That's not an ideal situation by any means, and nor is the fact that there are quite a few distinctly un-American accents in the national team. There are, in spite of the success, many mutterings among the sidelines of the need to develop local players over importing them. But into what structure here is a national team player expected to develop? The six matches (ok, eight this year) that is the Super League calendar?

Could this situation be resolved? Not overnight. But neither O'Sullivan or Johnson looked likely to hang around for any longer than a couple of years at most, so looking at the domestic playing structure was the least of their concerns.

When it comes to looking at the national coach, USA will need to address three key criteria: longevity of the coach's appointment, locality of the coach's appointment and a thorough re-examination of the local playing structure.

While the third is undoubtedly overdue in the wake of the ongoing shrinkage of the number of Super League teams, the first two will ultimately decide whether the second be effective or even take place.
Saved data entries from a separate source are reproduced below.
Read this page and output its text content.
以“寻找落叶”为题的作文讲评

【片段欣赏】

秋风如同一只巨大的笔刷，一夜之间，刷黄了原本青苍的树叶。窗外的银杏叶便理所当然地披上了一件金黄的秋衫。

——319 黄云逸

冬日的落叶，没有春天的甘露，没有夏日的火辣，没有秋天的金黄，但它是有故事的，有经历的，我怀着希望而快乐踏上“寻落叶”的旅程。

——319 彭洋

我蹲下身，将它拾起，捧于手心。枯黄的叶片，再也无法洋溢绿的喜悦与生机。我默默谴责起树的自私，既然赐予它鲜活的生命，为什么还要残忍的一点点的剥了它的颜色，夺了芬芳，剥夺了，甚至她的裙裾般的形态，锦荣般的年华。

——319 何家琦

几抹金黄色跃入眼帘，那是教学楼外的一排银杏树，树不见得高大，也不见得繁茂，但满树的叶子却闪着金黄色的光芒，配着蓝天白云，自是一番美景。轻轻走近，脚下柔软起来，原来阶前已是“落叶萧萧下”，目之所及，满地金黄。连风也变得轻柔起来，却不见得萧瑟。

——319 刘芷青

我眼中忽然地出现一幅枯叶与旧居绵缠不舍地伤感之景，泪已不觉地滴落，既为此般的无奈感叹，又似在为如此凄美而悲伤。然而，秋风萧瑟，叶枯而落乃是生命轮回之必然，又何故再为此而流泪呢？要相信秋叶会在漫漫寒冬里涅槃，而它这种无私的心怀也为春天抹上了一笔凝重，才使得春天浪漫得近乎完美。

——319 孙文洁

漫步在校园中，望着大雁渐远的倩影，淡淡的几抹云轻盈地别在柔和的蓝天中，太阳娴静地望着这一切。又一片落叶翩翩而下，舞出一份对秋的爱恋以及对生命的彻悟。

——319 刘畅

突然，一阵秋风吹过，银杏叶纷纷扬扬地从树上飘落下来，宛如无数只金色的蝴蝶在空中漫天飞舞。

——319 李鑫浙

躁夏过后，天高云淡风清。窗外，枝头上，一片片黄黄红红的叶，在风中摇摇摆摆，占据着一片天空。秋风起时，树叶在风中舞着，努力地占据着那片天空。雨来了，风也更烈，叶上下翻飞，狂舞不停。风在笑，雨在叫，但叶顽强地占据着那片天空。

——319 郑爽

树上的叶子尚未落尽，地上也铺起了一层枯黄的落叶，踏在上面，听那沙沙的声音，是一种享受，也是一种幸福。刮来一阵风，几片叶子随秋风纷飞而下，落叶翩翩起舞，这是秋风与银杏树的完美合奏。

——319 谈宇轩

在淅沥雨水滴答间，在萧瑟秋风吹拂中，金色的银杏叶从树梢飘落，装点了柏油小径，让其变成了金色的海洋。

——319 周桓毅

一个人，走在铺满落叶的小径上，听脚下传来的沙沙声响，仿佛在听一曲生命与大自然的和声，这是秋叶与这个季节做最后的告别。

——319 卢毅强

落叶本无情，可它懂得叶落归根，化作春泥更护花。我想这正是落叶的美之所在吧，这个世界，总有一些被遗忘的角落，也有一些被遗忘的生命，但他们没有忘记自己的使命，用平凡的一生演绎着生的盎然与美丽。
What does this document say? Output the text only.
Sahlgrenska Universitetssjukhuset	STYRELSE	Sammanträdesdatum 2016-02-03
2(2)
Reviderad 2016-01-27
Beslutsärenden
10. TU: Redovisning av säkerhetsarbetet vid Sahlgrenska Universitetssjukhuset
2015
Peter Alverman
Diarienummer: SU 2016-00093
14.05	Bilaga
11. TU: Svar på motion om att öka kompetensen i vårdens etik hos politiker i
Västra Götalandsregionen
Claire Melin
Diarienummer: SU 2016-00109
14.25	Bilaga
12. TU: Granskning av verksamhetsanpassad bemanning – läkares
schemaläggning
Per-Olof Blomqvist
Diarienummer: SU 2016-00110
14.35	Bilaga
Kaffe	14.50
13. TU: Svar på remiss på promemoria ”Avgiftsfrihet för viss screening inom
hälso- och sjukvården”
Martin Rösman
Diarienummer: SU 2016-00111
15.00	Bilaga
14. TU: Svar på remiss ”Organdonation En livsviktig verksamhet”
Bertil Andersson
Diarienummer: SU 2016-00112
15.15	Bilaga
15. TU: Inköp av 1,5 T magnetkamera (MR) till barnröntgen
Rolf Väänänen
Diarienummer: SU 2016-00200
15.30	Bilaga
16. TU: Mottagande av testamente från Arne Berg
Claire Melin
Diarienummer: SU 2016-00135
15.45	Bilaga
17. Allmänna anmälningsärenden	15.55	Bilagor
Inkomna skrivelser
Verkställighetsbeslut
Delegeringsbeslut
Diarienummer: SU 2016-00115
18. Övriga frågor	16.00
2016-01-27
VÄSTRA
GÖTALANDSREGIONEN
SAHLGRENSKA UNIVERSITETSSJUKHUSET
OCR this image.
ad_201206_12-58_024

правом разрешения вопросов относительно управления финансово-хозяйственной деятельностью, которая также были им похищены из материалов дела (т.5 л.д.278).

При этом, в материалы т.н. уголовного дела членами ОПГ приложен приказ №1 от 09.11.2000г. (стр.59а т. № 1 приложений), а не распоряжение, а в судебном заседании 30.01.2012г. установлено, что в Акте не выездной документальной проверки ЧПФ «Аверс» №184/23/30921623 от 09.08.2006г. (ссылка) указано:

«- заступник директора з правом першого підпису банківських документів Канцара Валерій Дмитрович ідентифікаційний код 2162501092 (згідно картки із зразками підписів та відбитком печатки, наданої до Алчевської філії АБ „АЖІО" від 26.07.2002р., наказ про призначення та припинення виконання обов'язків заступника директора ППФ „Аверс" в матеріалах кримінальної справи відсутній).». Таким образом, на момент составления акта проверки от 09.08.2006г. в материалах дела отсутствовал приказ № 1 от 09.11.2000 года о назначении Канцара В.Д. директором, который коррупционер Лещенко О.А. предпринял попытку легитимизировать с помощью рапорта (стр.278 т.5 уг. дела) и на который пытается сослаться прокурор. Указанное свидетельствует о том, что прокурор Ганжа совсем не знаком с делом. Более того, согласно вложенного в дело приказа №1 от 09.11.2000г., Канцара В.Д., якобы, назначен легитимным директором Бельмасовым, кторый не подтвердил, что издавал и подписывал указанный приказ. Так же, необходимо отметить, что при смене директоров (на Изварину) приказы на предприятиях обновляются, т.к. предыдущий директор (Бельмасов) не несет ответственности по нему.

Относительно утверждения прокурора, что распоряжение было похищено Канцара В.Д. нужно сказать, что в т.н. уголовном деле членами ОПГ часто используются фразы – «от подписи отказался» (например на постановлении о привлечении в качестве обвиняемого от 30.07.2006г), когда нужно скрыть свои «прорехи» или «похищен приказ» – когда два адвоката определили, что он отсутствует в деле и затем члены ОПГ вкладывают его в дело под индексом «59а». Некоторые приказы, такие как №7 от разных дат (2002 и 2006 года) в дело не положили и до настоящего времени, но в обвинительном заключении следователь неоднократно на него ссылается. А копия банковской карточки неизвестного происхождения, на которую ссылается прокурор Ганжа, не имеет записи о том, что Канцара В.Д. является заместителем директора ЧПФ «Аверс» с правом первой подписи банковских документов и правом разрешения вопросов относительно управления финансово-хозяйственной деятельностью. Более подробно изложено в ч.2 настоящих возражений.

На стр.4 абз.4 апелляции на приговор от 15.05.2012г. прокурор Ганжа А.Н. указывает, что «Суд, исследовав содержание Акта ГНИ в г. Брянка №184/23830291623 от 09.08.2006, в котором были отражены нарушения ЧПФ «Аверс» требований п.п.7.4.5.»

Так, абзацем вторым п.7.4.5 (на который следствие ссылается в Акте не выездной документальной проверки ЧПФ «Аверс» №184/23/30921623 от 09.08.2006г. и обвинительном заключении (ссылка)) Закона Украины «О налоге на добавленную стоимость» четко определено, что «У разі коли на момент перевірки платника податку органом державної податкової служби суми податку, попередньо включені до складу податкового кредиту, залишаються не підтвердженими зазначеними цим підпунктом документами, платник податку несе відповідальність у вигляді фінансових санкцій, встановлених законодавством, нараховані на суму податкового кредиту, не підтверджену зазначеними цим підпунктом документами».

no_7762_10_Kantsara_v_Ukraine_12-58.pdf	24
Fact is, after a healthy injection of overseas expertise and methodology the past few years, America now needs an American coach, who has played/coached professionally, who has played in America, who knows the American network, who will identify with and represent American rugby through to his core. You need a coach whose tentacles of contact spread through the club game from top to bottom, who will hang around for at least four years - USA Rugby would not be mistaken in aiming for eight - and bring through a whole generation of new players as well as the necessary domestic structure changes.

It is important for those with the power to appoint to recognize that - especially in a country where the coach as a concept is so revered - the next Eagles coach will have a remit farther-reaching than your common or garden professional national coach. He has a more ambassadorial role to the fans and to the localities, a duty to appear all over the nation and look for players instead of just sourcing them from a few channels, a duty to be known to all the clubs and to be able to impart a national team philosophy and identity that the clubs will want to aspire to. He needs to appreciate the place sevens has in the game and to be able to promote fifteens without that being at the expense of sevens. He needs to be able to control his own domestic game so that he can best create the feeder channels he feels to be the most effective.

It's a significantly more Director of Rugby-type of role than might have been previously envisaged, and doubtless there might need to be a bigger staff to cover those long road trips. But USA Rugby has to recognize that the national team faces geographical and financial challenges like no other country in the world. If our rugby organization can find the man to fit this role, if the powers that be can find it within themselves to help create the vision rather than dictate, USA will at least have a long-term vision. Right now, however effective, it's been short-term fixes. They look good, but the old problems still lurk underneath.